This came up at the end of the last office hours. How do you price a Generative AI product? Several key aspects of GenAI make pricing extremely difficult, but you don’t find out until you’ve made a few mistakes.
LLMs aren’t just expensive to train. Serving each request is expensive, and costs add up. Some GitHub Copilot users cost over $80 to serve, and the company lost money on most subscriptions.
Customers want stable pricing. Consumption-based pricing strategies have been a bust, while subscriptions have attracted the most adoption.
Customers want GenAI features but aren’t always willing to pay more for them. Many GenAI features improve existing functionality. The company incurs the costs of developing and serving but doesn’t generate incremental revenue.

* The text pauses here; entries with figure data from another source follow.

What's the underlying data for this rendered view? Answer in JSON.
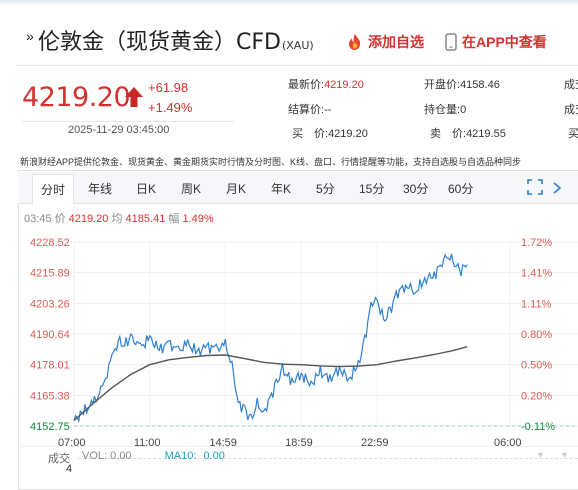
{
  "header": {
    "title": "伦敦金（现货黄金）CFD",
    "title_suffix": "(XAU)",
    "add_favorite": "添加自选",
    "open_app": "在APP中查看"
  },
  "price": {
    "last": "4219.20",
    "change": "+61.98",
    "change_pct": "+1.49%",
    "timestamp": "2025-11-29 03:45:00"
  },
  "quote": {
    "latest_label": "最新价:",
    "latest": "4219.20",
    "open_label": "开盘价:",
    "open": "4158.46",
    "settle_label": "结算价:",
    "settle": "--",
    "hold_label": "持仓量:",
    "hold": "0",
    "turnover_label": "成交",
    "bid_label": "买　价:",
    "bid": "4219.20",
    "ask_label": "卖　价:",
    "ask": "4219.55",
    "buy_qty_label": "买"
  },
  "disclaimer": "新浪财经APP提供伦敦金、现货黄金、黄金期货实时行情及分时图、K线、盘口、行情提醒等功能，支持自选股与自选品种同步",
  "tabs": [
    {
      "label": "分时",
      "active": true
    },
    {
      "label": "年线"
    },
    {
      "label": "日K"
    },
    {
      "label": "周K"
    },
    {
      "label": "月K"
    },
    {
      "label": "年K"
    },
    {
      "label": "5分"
    },
    {
      "label": "15分"
    },
    {
      "label": "30分"
    },
    {
      "label": "60分"
    }
  ],
  "info": {
    "time": "03:45",
    "price_label": "价",
    "price": "4219.20",
    "avg_label": "均",
    "avg": "4185.41",
    "amp_label": "幅",
    "amp": "1.49%"
  },
  "chart_data": {
    "type": "line",
    "y_ticks": [
      "4228.52",
      "4215.89",
      "4203.26",
      "4190.64",
      "4178.01",
      "4165.38",
      "4152.75"
    ],
    "y_right_ticks": [
      "1.72%",
      "1.41%",
      "1.11%",
      "0.80%",
      "0.50%",
      "0.20%",
      "-0.11%"
    ],
    "x_ticks": [
      "07:00",
      "11:00",
      "14:59",
      "18:59",
      "22:59",
      "06:00"
    ],
    "ylim": [
      4152.75,
      4228.52
    ],
    "series": [
      {
        "color": "#2f7fd1",
        "x": [
          "07:00",
          "07:30",
          "08:00",
          "08:30",
          "09:00",
          "09:20",
          "09:40",
          "10:00",
          "10:30",
          "11:00",
          "11:30",
          "12:00",
          "12:30",
          "13:00",
          "13:30",
          "14:00",
          "14:30",
          "14:59",
          "15:20",
          "15:40",
          "16:00",
          "16:20",
          "16:40",
          "17:00",
          "17:20",
          "17:40",
          "18:00",
          "18:30",
          "18:59",
          "19:30",
          "20:00",
          "20:30",
          "21:00",
          "21:30",
          "22:00",
          "22:20",
          "22:40",
          "22:59",
          "23:20",
          "23:40",
          "00:00",
          "00:30",
          "01:00",
          "01:30",
          "02:00",
          "02:20",
          "02:40",
          "03:00",
          "03:20",
          "03:45"
        ],
        "values": [
          4155.0,
          4158.5,
          4162.0,
          4168.0,
          4181.0,
          4188.0,
          4186.0,
          4189.5,
          4185.0,
          4189.0,
          4184.0,
          4187.0,
          4183.5,
          4186.5,
          4183.0,
          4185.5,
          4184.5,
          4186.0,
          4178.0,
          4162.0,
          4160.0,
          4155.0,
          4162.0,
          4158.0,
          4164.0,
          4170.0,
          4176.0,
          4171.0,
          4174.0,
          4170.0,
          4175.0,
          4172.0,
          4176.5,
          4172.0,
          4178.0,
          4188.0,
          4203.0,
          4205.0,
          4196.0,
          4200.0,
          4207.0,
          4211.0,
          4208.0,
          4213.0,
          4215.0,
          4219.0,
          4223.0,
          4220.5,
          4216.5,
          4219.2
        ]
      },
      {
        "name": "均",
        "color": "#555555",
        "x": [
          "07:00",
          "08:00",
          "09:00",
          "10:00",
          "11:00",
          "12:00",
          "13:00",
          "14:00",
          "14:59",
          "16:00",
          "17:00",
          "18:00",
          "18:59",
          "20:00",
          "21:00",
          "22:00",
          "22:59",
          "00:00",
          "01:00",
          "02:00",
          "03:00",
          "03:45"
        ],
        "values": [
          4155.0,
          4162.0,
          4168.5,
          4174.0,
          4178.0,
          4180.0,
          4181.0,
          4181.8,
          4182.0,
          4180.5,
          4179.0,
          4178.2,
          4178.0,
          4177.5,
          4177.2,
          4177.4,
          4178.0,
          4179.5,
          4180.8,
          4182.2,
          4183.8,
          4185.41
        ]
      }
    ]
  },
  "volume": {
    "label": "成交",
    "vol_label": "VOL:",
    "vol": "0.00",
    "ma_label": "MA10:",
    "ma": "0.00",
    "count": "4"
  }
}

In this article, I’ll explain a straightforward framework for LLM and GenAI pricing. It’s a combination of product architecture and innovative pricing models.
A Clear Path Forward On GenAI Product Pricing
Let’s start with a core realization that I and most companies working with LLMs have had. The unit economics of using LLMs for everything just don’t work. Unit economics means the cost of each unit, which, in this case, is the cost of using a frontier LLM to serve each request. This is what drives some companies to consumption-based pricing.
That pricing model solves the margin problem but creates a new one. Customers constantly watch their meter and usage plummets. The less customers use a product and the more anxiety that’s associated with each use, the faster customers churn. We need a hybrid approach.